La situation des bâtiments menaçant ruine dans la médina de Fès continue de susciter une vive inquiétude.

Ce mercredi 7 janvier 2026, une vingtaine d’habitants ont interpellé les autorités compétentes, appelant à une intervention d’urgence pour prévenir de nouveaux drames. En ligne de mire : des maisons abandonnées, fragilisées par le temps et les intempéries, dont l’effondrement pourrait provoquer des dégâts en chaîne sur les bâtisses mitoyennes encore occupées. Réunis sur place, les riverains ont sollicité l’intervention immédiate de l’Agence pour la dédensification et la réhabilitation de la médina de Fès (Ader-Fès), afin de procéder à la démolition des constructions vides les plus dangereuses. Ils ont également demandé l’appui de l’arrondissement de Fès-Médina et des autorités locales, estimant que la menace est désormais imminente pour plusieurs familles vivant dans des conditions de grande précarité. Cette mobilisation intervient dans un contexte marqué par les récentes pluies intenses qui ont mis à nu la fragilité persistante du patrimoine bâti ancien de la ville. Lundi dernier en l’espace de quelques heures, deux effondrements successifs de maisons classées menaçant ruine ont plongé la cité idrisside dans un état d’alerte sécuritaire et administrative. Le premier incident s’est produit à Derb Daoudi, dans le quartier Rmila, au cœur de la médina, où le plafond d’une habitation ancienne s’est brutalement effondré, blessant une femme. Rapidement dépêchée sur les lieux, la protection civile a procédé à son évacuation vers l’hôpital régional Al Ghassani, en présence des autorités locales mobilisées.
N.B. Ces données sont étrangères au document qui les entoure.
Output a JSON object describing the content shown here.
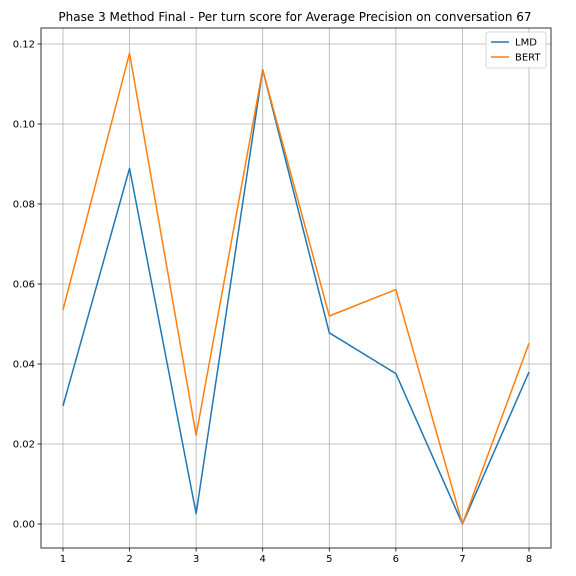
{
  "chart_data": {
    "type": "line",
    "title": "Phase 3 Method Final - Per turn score for Average Precision on conversation 67",
    "xlabel": "",
    "ylabel": "",
    "x": [
      1,
      2,
      3,
      4,
      5,
      6,
      7,
      8
    ],
    "xlim": [
      0.67,
      8.33
    ],
    "ylim": [
      -0.006,
      0.124
    ],
    "xticks": [
      "1",
      "2",
      "3",
      "4",
      "5",
      "6",
      "7",
      "8"
    ],
    "yticks": [
      "0.00",
      "0.02",
      "0.04",
      "0.06",
      "0.08",
      "0.10",
      "0.12"
    ],
    "grid": true,
    "legend_position": "top-right",
    "series": [
      {
        "name": "LMD",
        "color": "#1f77b4",
        "values": [
          0.0295,
          0.0889,
          0.0026,
          0.1136,
          0.0478,
          0.0376,
          0.0,
          0.038
        ]
      },
      {
        "name": "BERT",
        "color": "#ff7f0e",
        "values": [
          0.0535,
          0.1177,
          0.0222,
          0.1136,
          0.052,
          0.0586,
          0.0,
          0.0452
        ]
      }
    ]
  }
}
Quelques heures plus tard, un second effondrement est venu accentuer la tension. Un immeuble de trois étages s’est écroulé au quartier Aïn Drissi, dans l’arrondissement de Jnane El Ward. Si aucune victime n’est à déplorer, grâce aux décisions d’évacuation prises en amont, l’incident a néanmoins causé d’importants dégâts matériels à un bâtiment voisin, désormais soumis à une expertise technique urgente.
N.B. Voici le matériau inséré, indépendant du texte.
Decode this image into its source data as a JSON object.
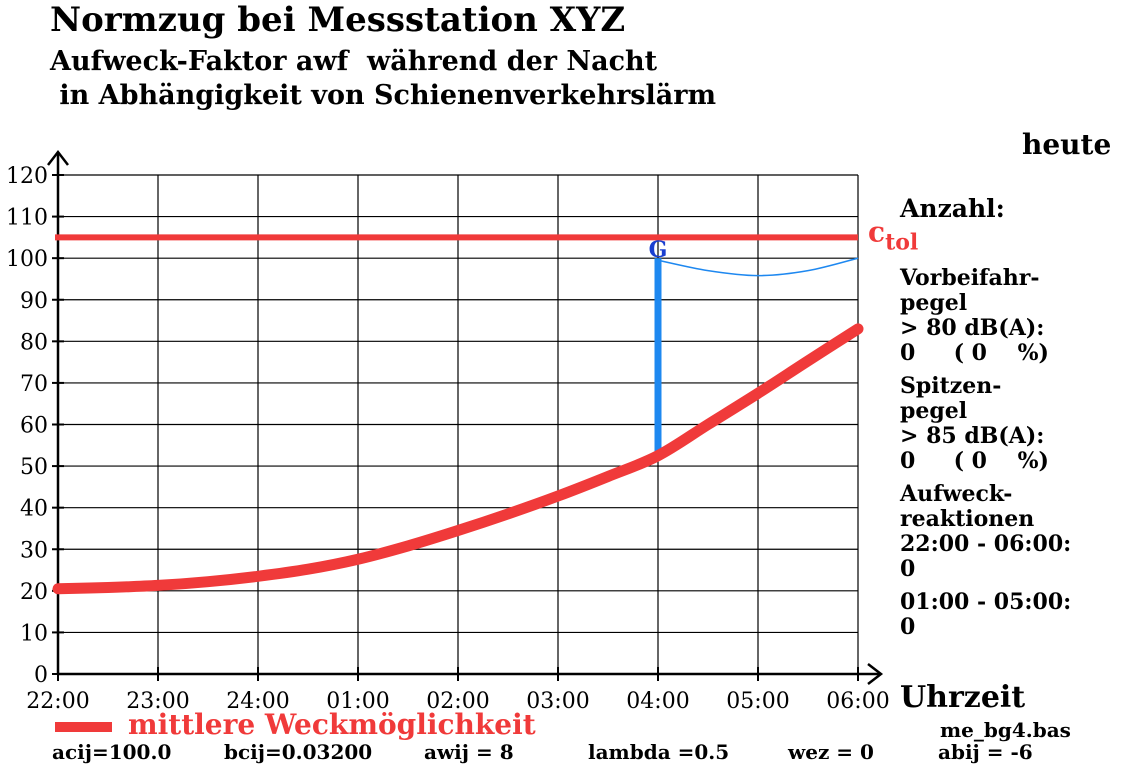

Ces épisodes relancent avec acuité le débat sur la gestion des bâtiments menaçant ruine à Fès, en particulier dans la médina, classée au patrimoine mondial. Ils interrogent, une fois de plus, l’efficacité des dispositifs de prévention et d’anticipation face à des aléas climatiques de plus en plus fréquents, qui font peser une menace directe et permanente sur la sécurité des habitants.